Later, the idea resurfaced in conversation with another friend—an artist and a mother who lived nearby. Together, we decided to try creating something more sustainable in our local community. We invited a small group of close friends, and almost immediately it became clear that something meaningful was happening. The rituals resonated deeply, even though most of the women had no prior experience with magic or ceremonial practice. What emerged was a shared recognition: this was something we had been craving without fully realizing it—a meaningful way to gather regularly, to mark time through the lunar cycles, and to weave bonds of friendship and sisterhood over months and years.

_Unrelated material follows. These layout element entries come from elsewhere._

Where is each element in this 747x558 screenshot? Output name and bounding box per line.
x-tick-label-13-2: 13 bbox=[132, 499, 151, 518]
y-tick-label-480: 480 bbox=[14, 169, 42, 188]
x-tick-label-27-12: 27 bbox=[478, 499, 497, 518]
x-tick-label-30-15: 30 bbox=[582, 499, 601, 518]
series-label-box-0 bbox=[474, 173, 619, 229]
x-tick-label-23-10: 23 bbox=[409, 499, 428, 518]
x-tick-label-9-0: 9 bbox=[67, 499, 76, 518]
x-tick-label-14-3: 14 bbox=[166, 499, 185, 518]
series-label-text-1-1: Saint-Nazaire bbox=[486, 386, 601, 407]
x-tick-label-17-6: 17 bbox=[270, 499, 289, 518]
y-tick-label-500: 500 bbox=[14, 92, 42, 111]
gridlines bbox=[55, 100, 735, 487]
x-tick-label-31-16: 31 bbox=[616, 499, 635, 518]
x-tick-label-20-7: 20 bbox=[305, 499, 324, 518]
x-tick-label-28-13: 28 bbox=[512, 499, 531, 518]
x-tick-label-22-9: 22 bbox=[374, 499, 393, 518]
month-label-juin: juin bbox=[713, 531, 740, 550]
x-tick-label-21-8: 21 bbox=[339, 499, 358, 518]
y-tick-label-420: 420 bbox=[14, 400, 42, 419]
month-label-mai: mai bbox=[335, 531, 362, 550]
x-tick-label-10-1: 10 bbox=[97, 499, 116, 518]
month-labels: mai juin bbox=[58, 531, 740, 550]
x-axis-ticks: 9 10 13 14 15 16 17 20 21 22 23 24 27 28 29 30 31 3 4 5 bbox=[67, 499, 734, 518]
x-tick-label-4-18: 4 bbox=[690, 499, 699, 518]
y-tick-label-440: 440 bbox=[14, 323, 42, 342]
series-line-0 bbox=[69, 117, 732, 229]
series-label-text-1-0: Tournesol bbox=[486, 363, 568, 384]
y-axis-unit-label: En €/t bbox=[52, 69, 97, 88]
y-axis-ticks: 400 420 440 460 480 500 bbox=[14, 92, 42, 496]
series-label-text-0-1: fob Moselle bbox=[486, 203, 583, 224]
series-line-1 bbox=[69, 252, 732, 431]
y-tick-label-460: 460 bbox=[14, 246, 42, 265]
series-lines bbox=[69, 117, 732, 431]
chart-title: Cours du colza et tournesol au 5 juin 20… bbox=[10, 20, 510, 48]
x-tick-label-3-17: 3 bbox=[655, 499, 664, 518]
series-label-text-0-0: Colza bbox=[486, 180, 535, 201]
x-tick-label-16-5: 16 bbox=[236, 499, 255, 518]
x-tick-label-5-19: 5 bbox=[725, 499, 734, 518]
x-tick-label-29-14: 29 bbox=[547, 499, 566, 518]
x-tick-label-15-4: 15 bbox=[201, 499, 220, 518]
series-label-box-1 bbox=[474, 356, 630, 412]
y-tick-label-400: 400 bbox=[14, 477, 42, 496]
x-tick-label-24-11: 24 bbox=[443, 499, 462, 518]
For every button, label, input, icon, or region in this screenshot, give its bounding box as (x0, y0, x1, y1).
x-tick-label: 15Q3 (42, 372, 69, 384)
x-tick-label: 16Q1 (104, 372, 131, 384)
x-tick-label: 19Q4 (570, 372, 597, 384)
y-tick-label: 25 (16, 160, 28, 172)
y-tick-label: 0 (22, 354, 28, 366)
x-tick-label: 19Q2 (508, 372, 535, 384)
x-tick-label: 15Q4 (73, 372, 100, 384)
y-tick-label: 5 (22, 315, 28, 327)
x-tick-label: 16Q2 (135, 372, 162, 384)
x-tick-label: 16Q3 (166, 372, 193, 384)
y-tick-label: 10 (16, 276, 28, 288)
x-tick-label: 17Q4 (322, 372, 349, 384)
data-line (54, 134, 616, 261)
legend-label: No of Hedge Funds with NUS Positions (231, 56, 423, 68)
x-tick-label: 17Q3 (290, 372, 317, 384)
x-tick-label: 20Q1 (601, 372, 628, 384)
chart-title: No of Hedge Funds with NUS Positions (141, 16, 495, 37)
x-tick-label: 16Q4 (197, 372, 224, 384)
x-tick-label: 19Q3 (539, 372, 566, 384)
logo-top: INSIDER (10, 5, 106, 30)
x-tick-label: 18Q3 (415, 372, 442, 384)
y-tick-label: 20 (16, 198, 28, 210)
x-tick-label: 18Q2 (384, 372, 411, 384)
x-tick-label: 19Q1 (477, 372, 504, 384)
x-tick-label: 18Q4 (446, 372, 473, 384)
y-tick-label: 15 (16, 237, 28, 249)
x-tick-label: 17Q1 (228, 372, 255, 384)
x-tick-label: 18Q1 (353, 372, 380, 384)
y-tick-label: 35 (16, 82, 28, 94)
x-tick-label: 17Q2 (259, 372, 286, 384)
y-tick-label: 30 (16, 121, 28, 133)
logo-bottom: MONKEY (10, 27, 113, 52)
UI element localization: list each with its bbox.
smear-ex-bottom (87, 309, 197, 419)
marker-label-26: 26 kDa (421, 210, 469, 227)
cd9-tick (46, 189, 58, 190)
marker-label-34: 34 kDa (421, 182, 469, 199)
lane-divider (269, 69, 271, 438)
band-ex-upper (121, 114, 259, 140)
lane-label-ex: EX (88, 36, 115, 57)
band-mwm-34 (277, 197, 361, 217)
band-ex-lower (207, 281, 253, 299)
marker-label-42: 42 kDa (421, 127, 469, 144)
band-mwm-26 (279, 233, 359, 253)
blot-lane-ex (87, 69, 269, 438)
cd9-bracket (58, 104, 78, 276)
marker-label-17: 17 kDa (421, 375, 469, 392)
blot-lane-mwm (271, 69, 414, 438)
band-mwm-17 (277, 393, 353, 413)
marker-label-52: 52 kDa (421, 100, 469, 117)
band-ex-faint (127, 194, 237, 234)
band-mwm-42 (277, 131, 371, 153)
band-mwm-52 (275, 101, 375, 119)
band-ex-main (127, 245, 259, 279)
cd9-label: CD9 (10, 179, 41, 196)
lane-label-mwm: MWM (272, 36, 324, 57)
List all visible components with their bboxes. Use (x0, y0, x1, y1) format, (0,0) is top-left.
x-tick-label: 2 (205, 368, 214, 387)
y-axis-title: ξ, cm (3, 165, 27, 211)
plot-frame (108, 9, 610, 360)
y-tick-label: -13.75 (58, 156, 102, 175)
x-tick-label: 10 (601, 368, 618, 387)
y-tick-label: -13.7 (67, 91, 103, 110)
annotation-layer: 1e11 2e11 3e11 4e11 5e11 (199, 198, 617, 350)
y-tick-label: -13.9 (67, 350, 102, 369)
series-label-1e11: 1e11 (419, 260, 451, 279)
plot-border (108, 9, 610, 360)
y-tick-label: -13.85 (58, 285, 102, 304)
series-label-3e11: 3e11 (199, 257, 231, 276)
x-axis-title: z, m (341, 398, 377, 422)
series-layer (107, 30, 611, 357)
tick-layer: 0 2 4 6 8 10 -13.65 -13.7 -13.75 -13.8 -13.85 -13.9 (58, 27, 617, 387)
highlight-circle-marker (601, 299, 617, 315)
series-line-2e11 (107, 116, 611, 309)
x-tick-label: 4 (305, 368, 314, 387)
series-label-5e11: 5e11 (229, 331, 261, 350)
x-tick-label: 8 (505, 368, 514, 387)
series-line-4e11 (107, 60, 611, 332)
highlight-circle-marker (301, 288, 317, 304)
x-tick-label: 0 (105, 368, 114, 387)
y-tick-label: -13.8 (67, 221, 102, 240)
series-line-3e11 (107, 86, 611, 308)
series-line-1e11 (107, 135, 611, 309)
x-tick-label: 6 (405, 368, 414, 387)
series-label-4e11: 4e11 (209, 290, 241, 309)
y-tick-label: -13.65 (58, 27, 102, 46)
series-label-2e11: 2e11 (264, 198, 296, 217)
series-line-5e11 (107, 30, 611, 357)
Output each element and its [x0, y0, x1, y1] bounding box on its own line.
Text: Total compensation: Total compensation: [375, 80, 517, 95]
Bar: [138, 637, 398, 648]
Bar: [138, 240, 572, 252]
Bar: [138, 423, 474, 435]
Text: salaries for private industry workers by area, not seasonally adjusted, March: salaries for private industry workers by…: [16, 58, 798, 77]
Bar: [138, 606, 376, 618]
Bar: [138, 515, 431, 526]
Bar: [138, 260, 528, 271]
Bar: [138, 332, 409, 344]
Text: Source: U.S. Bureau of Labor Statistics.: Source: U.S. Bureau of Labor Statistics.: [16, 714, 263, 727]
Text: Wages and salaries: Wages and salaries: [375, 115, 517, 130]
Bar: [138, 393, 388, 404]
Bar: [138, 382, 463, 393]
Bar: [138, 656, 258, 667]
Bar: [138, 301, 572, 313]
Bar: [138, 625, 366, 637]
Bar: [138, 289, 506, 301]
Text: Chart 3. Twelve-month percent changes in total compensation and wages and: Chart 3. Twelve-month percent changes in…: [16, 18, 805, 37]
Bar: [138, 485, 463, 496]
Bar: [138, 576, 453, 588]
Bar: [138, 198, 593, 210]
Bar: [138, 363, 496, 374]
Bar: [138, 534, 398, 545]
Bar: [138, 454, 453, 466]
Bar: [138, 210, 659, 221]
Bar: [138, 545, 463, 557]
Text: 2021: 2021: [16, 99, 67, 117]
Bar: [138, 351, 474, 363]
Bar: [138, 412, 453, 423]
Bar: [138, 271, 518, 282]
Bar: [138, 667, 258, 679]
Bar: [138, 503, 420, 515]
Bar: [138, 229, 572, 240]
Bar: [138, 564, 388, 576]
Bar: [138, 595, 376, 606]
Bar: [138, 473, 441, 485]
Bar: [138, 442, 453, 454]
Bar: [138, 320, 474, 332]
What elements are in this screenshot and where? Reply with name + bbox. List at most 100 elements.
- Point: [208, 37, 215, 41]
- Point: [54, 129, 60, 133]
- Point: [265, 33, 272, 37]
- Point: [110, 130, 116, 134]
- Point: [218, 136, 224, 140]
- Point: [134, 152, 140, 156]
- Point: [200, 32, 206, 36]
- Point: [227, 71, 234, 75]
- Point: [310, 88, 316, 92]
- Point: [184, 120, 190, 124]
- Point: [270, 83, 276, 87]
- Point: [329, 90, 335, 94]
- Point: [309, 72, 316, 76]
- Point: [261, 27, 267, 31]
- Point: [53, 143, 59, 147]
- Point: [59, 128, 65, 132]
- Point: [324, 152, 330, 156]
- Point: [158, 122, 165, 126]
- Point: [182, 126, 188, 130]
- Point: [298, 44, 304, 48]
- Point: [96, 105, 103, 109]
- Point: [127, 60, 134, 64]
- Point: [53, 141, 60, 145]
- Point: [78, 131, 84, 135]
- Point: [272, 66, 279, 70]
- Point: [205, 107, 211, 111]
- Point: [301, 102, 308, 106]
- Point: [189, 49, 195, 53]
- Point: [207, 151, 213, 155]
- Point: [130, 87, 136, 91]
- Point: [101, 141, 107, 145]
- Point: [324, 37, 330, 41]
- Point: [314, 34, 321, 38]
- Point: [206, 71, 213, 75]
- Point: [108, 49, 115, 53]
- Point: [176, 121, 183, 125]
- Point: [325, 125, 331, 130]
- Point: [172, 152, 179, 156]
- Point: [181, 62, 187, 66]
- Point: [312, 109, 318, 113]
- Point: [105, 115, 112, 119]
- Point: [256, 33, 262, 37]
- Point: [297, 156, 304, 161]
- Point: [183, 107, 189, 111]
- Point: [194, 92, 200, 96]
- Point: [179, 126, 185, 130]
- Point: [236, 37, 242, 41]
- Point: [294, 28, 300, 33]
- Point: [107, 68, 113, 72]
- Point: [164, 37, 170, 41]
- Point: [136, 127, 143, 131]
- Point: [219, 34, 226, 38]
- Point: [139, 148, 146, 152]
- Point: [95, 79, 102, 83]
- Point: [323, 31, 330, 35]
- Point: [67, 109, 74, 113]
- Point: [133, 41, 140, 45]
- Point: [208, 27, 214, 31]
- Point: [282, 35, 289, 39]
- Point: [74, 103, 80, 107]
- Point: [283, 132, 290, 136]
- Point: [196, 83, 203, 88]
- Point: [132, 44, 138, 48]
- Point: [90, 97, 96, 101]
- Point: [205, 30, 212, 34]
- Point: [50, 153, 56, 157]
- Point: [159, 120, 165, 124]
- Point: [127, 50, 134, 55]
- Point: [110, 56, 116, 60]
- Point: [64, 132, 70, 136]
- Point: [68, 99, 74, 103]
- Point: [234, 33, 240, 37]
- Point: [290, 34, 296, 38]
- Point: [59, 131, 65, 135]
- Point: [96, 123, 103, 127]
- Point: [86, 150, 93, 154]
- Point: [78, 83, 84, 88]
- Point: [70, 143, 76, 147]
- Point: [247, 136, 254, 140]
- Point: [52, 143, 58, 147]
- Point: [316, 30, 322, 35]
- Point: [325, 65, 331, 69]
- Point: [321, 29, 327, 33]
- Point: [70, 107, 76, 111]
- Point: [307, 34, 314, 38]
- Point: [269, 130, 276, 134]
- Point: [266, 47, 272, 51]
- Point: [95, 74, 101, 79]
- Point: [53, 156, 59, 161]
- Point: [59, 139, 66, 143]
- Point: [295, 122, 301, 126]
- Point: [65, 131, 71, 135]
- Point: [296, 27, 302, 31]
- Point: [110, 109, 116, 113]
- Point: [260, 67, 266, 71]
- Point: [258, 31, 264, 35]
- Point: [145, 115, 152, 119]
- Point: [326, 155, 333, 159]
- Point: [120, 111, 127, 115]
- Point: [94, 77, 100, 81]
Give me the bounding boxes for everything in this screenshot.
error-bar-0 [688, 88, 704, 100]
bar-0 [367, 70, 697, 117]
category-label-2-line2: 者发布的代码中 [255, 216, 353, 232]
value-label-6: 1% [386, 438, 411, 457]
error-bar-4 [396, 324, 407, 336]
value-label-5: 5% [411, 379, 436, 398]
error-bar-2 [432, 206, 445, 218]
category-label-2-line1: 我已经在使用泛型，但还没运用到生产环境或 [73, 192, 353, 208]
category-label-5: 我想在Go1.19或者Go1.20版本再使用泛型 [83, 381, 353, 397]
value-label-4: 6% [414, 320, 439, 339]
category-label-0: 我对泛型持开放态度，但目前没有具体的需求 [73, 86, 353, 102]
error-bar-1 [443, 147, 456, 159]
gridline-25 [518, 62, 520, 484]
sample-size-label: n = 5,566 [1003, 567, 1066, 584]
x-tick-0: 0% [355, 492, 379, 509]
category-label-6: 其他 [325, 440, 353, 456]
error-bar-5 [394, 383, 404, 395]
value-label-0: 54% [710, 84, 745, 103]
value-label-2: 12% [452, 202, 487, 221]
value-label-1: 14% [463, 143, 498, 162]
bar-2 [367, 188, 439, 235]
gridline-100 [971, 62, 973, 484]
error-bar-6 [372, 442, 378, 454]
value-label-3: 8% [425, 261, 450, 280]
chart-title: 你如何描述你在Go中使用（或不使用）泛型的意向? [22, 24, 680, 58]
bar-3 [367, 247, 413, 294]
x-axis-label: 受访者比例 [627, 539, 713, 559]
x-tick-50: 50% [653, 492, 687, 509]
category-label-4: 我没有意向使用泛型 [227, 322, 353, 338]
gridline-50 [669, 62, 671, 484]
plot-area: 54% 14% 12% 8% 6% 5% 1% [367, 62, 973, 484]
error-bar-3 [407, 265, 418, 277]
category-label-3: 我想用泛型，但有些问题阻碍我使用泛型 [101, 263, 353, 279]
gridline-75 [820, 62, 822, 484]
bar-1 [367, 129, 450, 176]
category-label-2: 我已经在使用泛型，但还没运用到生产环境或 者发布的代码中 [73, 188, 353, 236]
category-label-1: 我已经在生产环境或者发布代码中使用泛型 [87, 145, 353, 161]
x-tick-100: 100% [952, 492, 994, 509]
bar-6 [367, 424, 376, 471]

Today, the moon group is thriving as it enters its fourth year and continues to grow. We remain open to anyone who expresses genuine interest. Inclusivity is central to the spirit of the group. The moon group exists as a way to foster meaningful relationships among women of diverse backgrounds through shared ritual and intentional gathering.
Our meetings begin simply, around a table with food and drinks. And while I love a good dinner party, this is something different. After we eat and talk, we move outside, drink tea around the bonfire, cast the circle, and begin the ritual. The shift is subtle but unmistakable. Something changes in the unspoken knowing that we have crossed into sacred space together.
While the structure and lineage of our ceremonies are rooted in my background in European and New Orleanian magical traditions, much of what we practice has been shaped collaboratively by the group itself. I believe deeply that the mystery traditions practiced thousands of years ago are still alive—held in our bones, in our DNA, in the soil beneath our feet, and in the air we breathe. The moon group, to me, is an act of remembering these traditions back into our lives through community. This belief—that ceremony is not invented but remembered—sits at the heart of a book I am now beginning to write.
I’m writing in this space as an exercise in processing and integrating my artistic practice with my work as a priestess. Over the past few years, it has become increasingly difficult—and increasingly unnecessary—to keep them separate. Many of the artists I admire most have woven their lives, their art, and their spiritual practices into a single, coherent whole. This project is part of my own attempt to do the same.

Here, I’m exploring the ingredients of ceremony and ritual-making as one might approach a recipe—gathering elements, listening closely, and allowing intuition to guide the process. It is both a reflection and a practical guide, an invitation to remember what many of us already carry within us: the knowledge of how to gather, how to mark time, and how to create sacred space together.






Darling. I just stumbled across this. I'm so excited for this project! And I can't wait to be in ritual with you in August. Mil magical besos.